Looking after your mental health and wellbeing
15 January 2020
Dr Allan Johnston, Consultant Sports Psychiatrist, Spire Leeds Hospital, tells us how we can look after our mental health:
“Mental health challenges can affect anyone – around one in four people in the UK will be affected by mental health conditions over their lifetime. From the age we learn to walk and talk we are encouraged to look after our physical health, however it’s equally important to look after your mental health. Making simple changes in your life can make a big difference.
"Mental health includes our physical, psychological and social wellbeing. It affects how we think, feel and act, can determine how we handle stress, relate to others and make choices.
"Having good mental health can help us sleep better, feel better, motivate us to do the things we want to do and help us to have more positive relationships. It can not only help us now, but it can also enable us to deal with difficult times in the future and it may also reduce our risk of physical health problems.
"One thing we can do is to be aware of, and to challenge, negative thoughts and take steps to see things differently. Noticing our thoughts and feelings can help us to gain a better perspective. Sometimes this is known as being more mindful. Mindfulness can help us feel calmer or just simply taking a little extra time to notice the world around you – a blue sky, the wind in the trees, the support of friends and colleagues.
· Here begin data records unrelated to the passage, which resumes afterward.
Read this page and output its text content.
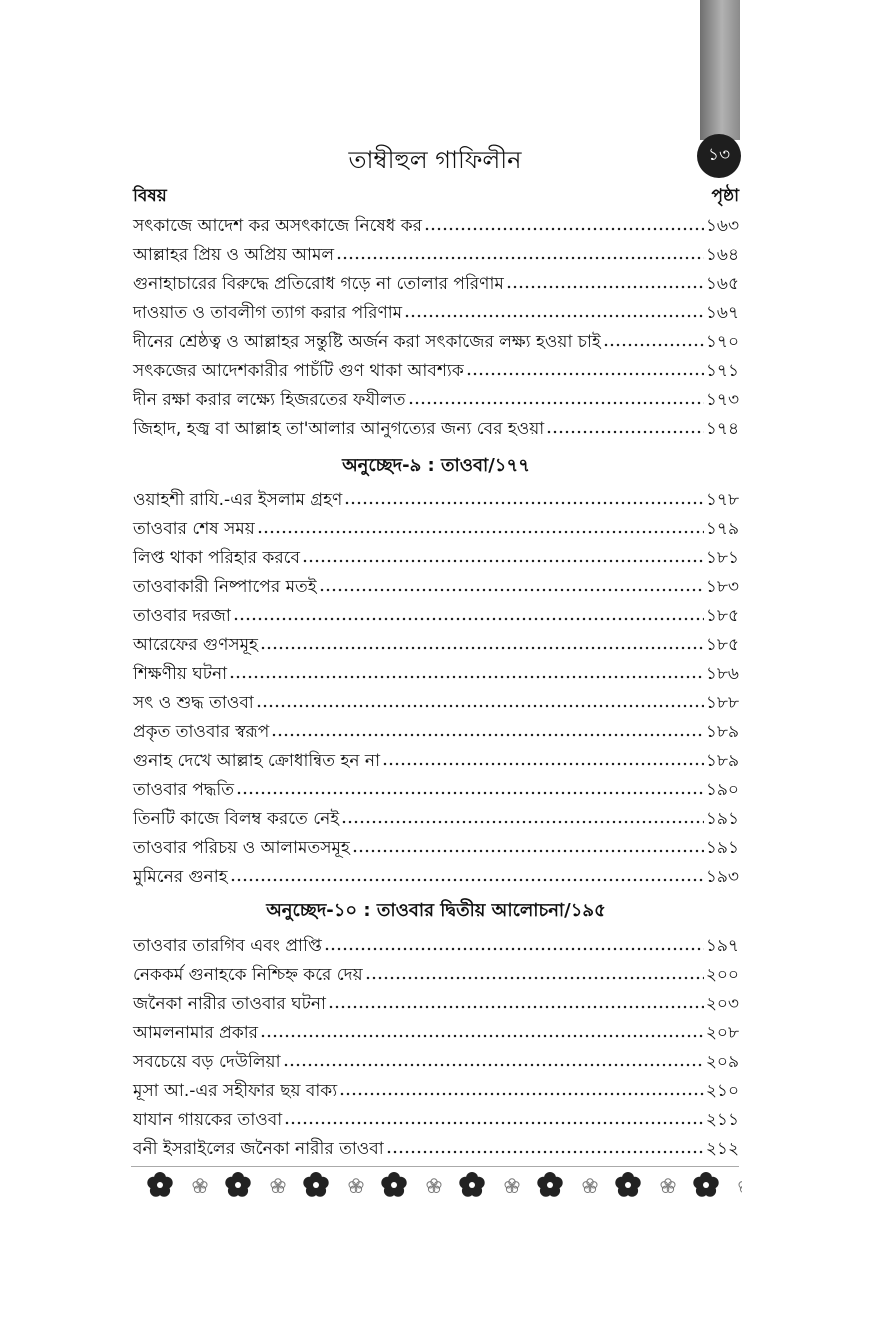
১৩
তাম্বীহুল গাফিলীন
বিষয়	পৃষ্ঠা
সৎকাজে আদেশ কর অসৎকাজে নিষেধ কর	১৬৩
আল্লাহর প্রিয় ও অপ্রিয় আমল	১৬৪
গুনাহাচারের বিরুদ্ধে প্রতিরোধ গড়ে না তোলার পরিণাম	১৬৫
দাওয়াত ও তাবলীগ ত্যাগ করার পরিণাম	১৬৭
দীনের শ্রেষ্ঠত্ব ও আল্লাহর সন্তুষ্টি অর্জন করা সৎকাজের লক্ষ্য হওয়া চাই	১৭০
সৎকজের আদেশকারীর পাচঁটি গুণ থাকা আবশ্যক	১৭১
দীন রক্ষা করার লক্ষ্যে হিজরতের ফযীলত	১৭৩
জিহাদ, হজ্ব বা আল্লাহ তা'আলার আনুগত্যের জন্য বের হওয়া	১৭৪
অনুচ্ছেদ-৯ : তাওবা/১৭৭
ওয়াহশী রাযি.-এর ইসলাম গ্রহণ	১৭৮
তাওবার শেষ সময়	১৭৯
লিপ্ত থাকা পরিহার করবে	১৮১
তাওবাকারী নিষ্পাপের মতই	১৮৩
তাওবার দরজা	১৮৫
আরেফের গুণসমূহ	১৮৫
শিক্ষণীয় ঘটনা	১৮৬
সৎ ও শুদ্ধ তাওবা	১৮৮
প্রকৃত তাওবার স্বরূপ	১৮৯
গুনাহ দেখে আল্লাহ ক্রোধান্বিত হন না	১৮৯
তাওবার পদ্ধতি	১৯০
তিনটি কাজে বিলম্ব করতে নেই	১৯১
তাওবার পরিচয় ও আলামতসমূহ	১৯১
মুমিনের গুনাহ	১৯৩
অনুচ্ছেদ-১০ : তাওবার দ্বিতীয় আলোচনা/১৯৫
তাওবার তারগিব এবং প্রাপ্তি	১৯৭
নেককর্ম গুনাহকে নিশ্চিহ্ন করে দেয়	২০০
জনৈকা নারীর তাওবার ঘটনা	২০৩
আমলনামার প্রকার	২০৮
সবচেয়ে বড় দেউলিয়া	২০৯
মূসা আ.-এর সহীফার ছয় বাক্য	২১০
যাযান গায়কের তাওবা	২১১
বনী ইসরাইলের জনৈকা নারীর তাওবা	২১২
"Good quality sleep can make a big difference to how we feel mentally so it’s important to get enough. Spending time with friends and family and talking to someone about how we are feeling can also help improve our mental health and wellbeing.
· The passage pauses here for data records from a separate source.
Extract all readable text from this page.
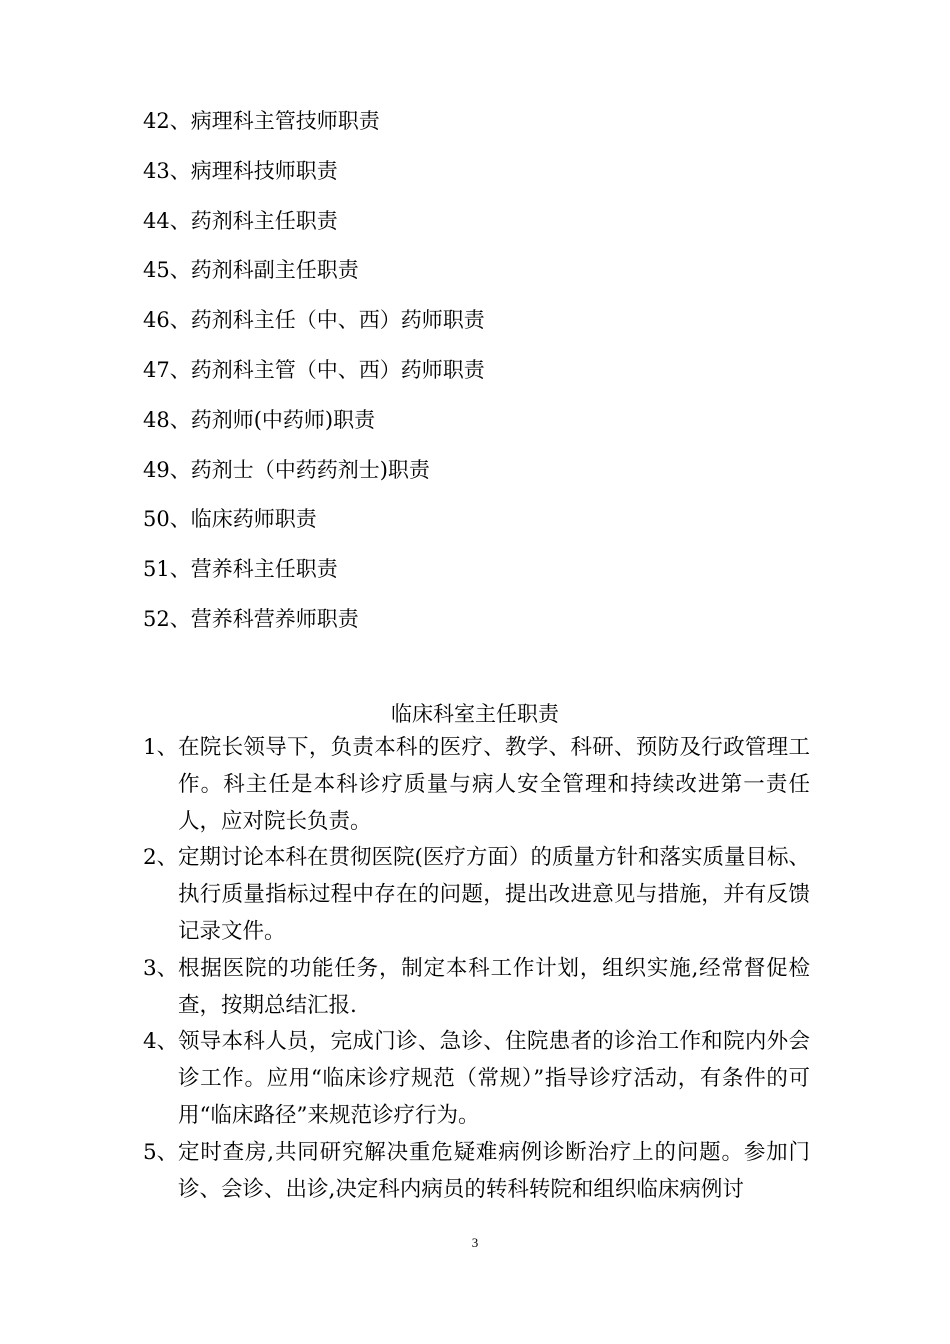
42、病理科主管技师职责
43、病理科技师职责
44、药剂科主任职责
45、药剂科副主任职责
46、药剂科主任（中、西）药师职责
47、药剂科主管（中、西）药师职责
48、药剂师(中药师)职责
49、药剂士（中药药剂士)职责
50、临床药师职责
51、营养科主任职责
52、营养科营养师职责
临床科室主任职责
1、 在院长领导下，负责本科的医疗、教学、科研、预防及行政管理工作。科主任是本科诊疗质量与病人安全管理和持续改进第一责任人，应对院长负责。
2、 定期讨论本科在贯彻医院(医疗方面）的质量方针和落实质量目标、执行质量指标过程中存在的问题，提出改进意见与措施，并有反馈记录文件。
3、 根据医院的功能任务，制定本科工作计划，组织实施,经常督促检查，按期总结汇报.
4、 领导本科人员，完成门诊、急诊、住院患者的诊治工作和院内外会诊工作。应用“临床诊疗规范（常规）”指导诊疗活动，有条件的可用“临床路径”来规范诊疗行为。
5、 定时查房,共同研究解决重危疑难病例诊断治疗上的问题。参加门诊、会诊、出诊,决定科内病员的转科转院和组织临床病例讨
3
"Regular exercise can boost your self-esteem. Being active, enjoying the outdoors and having a healthy, balanced diet – the brain needs nutrients to function well too! These all impact how we feel and have a positive effect on our mood. Try to engage in an activity or hobby, learn something new or do something that makes you happy.
"If you find that you are still struggling to cope or feel anxious or depressed, don’t internalise your feelings, you should never have to deal with problems alone. Seek professional help. Talk to your GP and tell them how you are feeling. Sharing a problem is often the first step to recovery.”